"Une dame en nuisette qui court après un wallaby" : récit d'une matinée insolite à Saran
Ça commence comme une matinée ordinaire. Une monitrice d'auto-école et son élève circulent dans le secteur de Saran, peu après 8 heures, ce 21 juin. Quand soudain, ils tombent nez à nez avec un wallaby ! "Se seraient-ils téléportés en Australie ?", s'amusent-ils. Ils peinent à en croire leurs yeux. Julie, la monitrice, raconte : "On s'est arrêtés pour le laisser passer." Elle ne manque pas de le photographier au passage. Puis, elle remarque "une dame en nuisette qui lui court après".

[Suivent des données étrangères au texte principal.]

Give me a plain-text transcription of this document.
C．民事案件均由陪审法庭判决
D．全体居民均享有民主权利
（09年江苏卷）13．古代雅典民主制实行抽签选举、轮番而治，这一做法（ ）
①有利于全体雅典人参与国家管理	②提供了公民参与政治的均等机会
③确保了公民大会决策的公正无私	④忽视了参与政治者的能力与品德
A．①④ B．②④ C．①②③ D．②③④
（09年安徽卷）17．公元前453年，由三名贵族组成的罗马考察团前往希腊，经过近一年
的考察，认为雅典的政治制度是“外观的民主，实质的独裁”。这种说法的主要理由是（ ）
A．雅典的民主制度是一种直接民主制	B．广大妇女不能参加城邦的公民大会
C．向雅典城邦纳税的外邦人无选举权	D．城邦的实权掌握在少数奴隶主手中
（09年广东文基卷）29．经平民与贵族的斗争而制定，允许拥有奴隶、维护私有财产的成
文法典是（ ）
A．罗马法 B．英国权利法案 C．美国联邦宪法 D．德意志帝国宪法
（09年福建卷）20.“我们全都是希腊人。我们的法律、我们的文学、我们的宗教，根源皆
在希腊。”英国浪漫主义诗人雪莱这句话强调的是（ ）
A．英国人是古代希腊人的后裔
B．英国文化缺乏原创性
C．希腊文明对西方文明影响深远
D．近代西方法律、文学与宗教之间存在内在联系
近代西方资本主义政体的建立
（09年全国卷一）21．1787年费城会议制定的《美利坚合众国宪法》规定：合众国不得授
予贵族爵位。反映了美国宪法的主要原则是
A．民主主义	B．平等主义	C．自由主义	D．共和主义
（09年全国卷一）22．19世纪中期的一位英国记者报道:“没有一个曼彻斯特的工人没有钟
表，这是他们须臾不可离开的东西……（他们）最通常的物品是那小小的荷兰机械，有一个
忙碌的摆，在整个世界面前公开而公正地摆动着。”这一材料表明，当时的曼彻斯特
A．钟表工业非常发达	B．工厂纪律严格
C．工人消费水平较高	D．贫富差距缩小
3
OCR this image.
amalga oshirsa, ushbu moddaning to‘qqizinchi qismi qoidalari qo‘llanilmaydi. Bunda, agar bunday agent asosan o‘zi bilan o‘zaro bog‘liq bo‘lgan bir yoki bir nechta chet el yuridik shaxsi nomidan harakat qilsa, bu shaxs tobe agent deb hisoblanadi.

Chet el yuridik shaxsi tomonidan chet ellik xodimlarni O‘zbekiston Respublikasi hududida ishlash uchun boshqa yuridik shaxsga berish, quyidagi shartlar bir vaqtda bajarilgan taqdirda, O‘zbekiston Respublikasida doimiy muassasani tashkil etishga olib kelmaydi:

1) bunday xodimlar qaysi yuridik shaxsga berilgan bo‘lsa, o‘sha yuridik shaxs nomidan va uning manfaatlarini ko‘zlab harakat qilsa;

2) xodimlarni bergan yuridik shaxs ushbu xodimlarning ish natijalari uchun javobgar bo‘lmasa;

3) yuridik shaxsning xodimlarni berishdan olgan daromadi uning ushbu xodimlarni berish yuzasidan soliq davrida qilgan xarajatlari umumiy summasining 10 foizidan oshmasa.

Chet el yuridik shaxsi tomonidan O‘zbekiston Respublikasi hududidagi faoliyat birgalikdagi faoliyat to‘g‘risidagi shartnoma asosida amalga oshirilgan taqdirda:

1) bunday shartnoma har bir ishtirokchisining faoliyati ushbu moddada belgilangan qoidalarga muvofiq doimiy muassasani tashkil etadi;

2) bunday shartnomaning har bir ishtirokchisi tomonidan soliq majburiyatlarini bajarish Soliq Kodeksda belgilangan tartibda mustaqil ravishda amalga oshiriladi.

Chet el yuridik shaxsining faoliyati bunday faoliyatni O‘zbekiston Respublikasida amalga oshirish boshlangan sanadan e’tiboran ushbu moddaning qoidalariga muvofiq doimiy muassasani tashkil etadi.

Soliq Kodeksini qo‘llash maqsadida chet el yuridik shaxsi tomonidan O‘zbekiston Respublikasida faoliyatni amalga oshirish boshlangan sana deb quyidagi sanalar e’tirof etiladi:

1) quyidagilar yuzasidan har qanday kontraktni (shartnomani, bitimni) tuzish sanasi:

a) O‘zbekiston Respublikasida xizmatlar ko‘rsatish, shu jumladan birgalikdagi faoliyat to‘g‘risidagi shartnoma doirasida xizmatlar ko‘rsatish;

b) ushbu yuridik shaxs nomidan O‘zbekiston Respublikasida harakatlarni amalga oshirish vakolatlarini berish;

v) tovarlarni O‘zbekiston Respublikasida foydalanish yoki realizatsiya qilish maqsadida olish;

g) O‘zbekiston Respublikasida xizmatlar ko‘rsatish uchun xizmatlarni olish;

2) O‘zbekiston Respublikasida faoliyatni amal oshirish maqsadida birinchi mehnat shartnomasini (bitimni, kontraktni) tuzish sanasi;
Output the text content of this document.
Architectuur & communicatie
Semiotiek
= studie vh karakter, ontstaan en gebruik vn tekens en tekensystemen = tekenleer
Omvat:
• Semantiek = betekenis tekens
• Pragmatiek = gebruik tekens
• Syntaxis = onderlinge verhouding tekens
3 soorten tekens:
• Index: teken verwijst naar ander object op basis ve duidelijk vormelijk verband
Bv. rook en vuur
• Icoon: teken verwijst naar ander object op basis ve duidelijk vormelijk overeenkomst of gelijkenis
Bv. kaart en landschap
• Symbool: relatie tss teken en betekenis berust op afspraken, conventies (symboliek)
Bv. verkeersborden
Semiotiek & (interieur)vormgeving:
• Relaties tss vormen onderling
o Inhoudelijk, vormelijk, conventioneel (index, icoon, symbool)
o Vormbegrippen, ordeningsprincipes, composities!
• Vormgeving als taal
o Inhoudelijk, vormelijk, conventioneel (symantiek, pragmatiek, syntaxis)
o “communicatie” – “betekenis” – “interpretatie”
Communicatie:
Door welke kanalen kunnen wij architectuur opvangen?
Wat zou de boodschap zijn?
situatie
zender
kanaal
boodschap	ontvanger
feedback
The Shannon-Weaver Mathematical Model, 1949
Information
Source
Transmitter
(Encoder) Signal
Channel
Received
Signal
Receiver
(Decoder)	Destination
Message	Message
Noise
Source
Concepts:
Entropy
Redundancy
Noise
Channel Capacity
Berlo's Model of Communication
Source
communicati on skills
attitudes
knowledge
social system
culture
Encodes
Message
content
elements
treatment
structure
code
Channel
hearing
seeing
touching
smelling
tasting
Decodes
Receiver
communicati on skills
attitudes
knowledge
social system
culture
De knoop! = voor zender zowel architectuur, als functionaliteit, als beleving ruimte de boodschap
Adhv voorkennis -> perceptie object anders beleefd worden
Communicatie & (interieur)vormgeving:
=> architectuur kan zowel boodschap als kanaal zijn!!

Cette dame, c'est la propriétaire de l'animal à qui une personne a visiblement rendu visite, laissant malencontreusement le portail ouvert. Le petit marsupial en a profité pour se sauver.
Les pompiers en renfortLe brigadier-chef principal de la police municipale de Saran, chef Halliez, revient, lui aussi, sur sa matinée peu ordinaire : "J'étais en train de patrouiller quand un automobiliste m'a interpellé en me disant qu'il venait de croiser un kangourou, avec sa propriétaire qui courait derrière." Les faits se déroulent entre la rue des Jonquilles et l'Ancienne route de Chartres.
Commence alors une traque d'une trentaine de minutes, selon le policier. Jusqu'à ce que l'animal se réfugie sur le site BNP Paribas de Saran. "Le terrain fait au moins un hectare ! Il nous a alors fallu appeler les pompiers en renfort."
Au moyen d'un filetPhotos fournies par le Codis.
Le chef de salle du Centre opérationnel départemental d'incendie et de secours (Codis) explique : "Nous avons envoyé notre équipe animalière, qui travaille en collaboration avec des vétérinaires. L'animal a été capturé tranquillement, au moyen d'un filet, placé dans une caisse de transport, puis rendu à sa propriétaire."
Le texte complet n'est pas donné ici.